Some notes: the sample ID front is a Bermuda lawn. The sample ID back is a St Augustine lawn. I live in Central Texas (Georgetown) which means my soil is a miserable blackland prairie gumbo clay sitting on top of limestone that starts about a foot or more down. Anyway, I have some ideas on how to correct this mess, but I wanted to get some feedback from the community because you are all just so incredible. Thanks in advance!


----------



## g-man (Jun 15, 2017)

Symbiont01, can you describe your sampling strategy? Like # of cores and soil depth. The CEC is really low and I'm confused.


----------



## Symbiont01 (Nov 20, 2018)

Sure! I used a brand new proplugger at a 4" depth. I took 5 samples from the lawn and mixed them for both the front and the back. (just to clarify the front and the back were not mixed)


----------



## Ridgerunner (May 16, 2017)

Is that Waypoint. Which test did you request?


----------



## Symbiont01 (Nov 20, 2018)

Yes Waypoint. The SW3 test. Thanks!


----------



## Ridgerunner (May 16, 2017)

Discussed this with @g-man It appears there are issues with the AA and B1P values and consequently the CEC and %Saturation values. We'd suggest you contact Waypoint and ask them to clarify why your B1 is 0ppm yet rated as medium, and why your Ca (58 ppm but rated as optimum) and Mg levels are so low for a Texas soil. Suspect a testing error or a computer error.


----------



## Symbiont01 (Nov 20, 2018)

Wow, thanks! I will do that. Do you have any other recommendations?


----------



## Ridgerunner (May 16, 2017)

@g-man is the "go to" on Waypoint IMO, but I think he would agree that making recs on what appears to be invalid values wouldn't be prudent or useful. See what Waypoint says and post


----------



## Symbiont01 (Nov 20, 2018)

Okay. I will send them your concerns and see what they have to say. Thanks again for all your input! I do appreciate it.


----------



## g-man (Jun 15, 2017)

I'm sorry. I was tired, chatting with ridgerunner and sleep won.

To me the whole AA extraction looks weird. Like nothing was extracted. The P using bray says 0ppm, but using m3 was above 50ppm. The graphs also make no sense. If this is a mistake, it would be the second one we detect from waypoint. That is a troubling sign.

The one thing that is normal for your zone is high pH. That means that iron is not as available to the roots. I would recommend the use of AS for nitrogen and FAS for iron. Greendoc recommends a consistent application of citric acid to help with the pH. It is not a cure of the soil pH, but a short term acidic effect.


----------



## Symbiont01 (Nov 20, 2018)

Thanks again for the recommendations.

So after sleeping on it myself, I was trying to think of exactly what to say to Waypoint to give a voice to these concerns about the validity of the test. Because I dont really have a good understanding of what you both are saying, that makes it kind of tough...see what I mean?
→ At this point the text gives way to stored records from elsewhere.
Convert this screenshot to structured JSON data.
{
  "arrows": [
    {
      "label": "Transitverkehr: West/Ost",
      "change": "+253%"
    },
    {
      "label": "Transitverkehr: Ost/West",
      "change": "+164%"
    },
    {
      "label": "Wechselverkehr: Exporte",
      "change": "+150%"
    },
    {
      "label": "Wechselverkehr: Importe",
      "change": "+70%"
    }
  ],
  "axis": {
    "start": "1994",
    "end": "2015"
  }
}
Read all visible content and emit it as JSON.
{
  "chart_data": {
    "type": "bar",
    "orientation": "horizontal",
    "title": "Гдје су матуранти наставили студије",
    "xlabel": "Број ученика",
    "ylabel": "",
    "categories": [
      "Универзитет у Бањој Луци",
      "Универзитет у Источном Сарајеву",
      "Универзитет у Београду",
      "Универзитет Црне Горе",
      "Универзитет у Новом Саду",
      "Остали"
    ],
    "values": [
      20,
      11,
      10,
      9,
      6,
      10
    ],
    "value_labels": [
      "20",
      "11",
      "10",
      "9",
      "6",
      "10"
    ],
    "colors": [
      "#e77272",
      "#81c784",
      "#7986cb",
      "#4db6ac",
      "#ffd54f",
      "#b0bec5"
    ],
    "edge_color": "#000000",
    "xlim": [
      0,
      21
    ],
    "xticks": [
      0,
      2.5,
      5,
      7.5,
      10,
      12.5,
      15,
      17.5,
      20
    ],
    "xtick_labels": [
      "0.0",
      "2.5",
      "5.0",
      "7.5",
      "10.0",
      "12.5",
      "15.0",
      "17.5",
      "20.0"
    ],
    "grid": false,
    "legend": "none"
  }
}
So any further help you both could give on what I should say to them in order to convince Waypoint to take another look would be greatly appreciated. Thanks!


----------



## Ridgerunner (May 16, 2017)

I'd just say that the ammonium acetate test results for potassium, magnesium and calcium are unusually low for your area of Texas. In addition, it is your understanding that Bray P1 levels of 0 ppm and 57.9 ppm for calcium are not normally considered medium or optimal levels, yet the associated bar graph with your soil test indicate that they are medium and optimal. Could they explain those results to you? Is it possible that there was a testing error?


----------



## Symbiont01 (Nov 20, 2018)

That sounds great. Y'all are awesome and thanks again for all the advice! I really appreciate it.


----------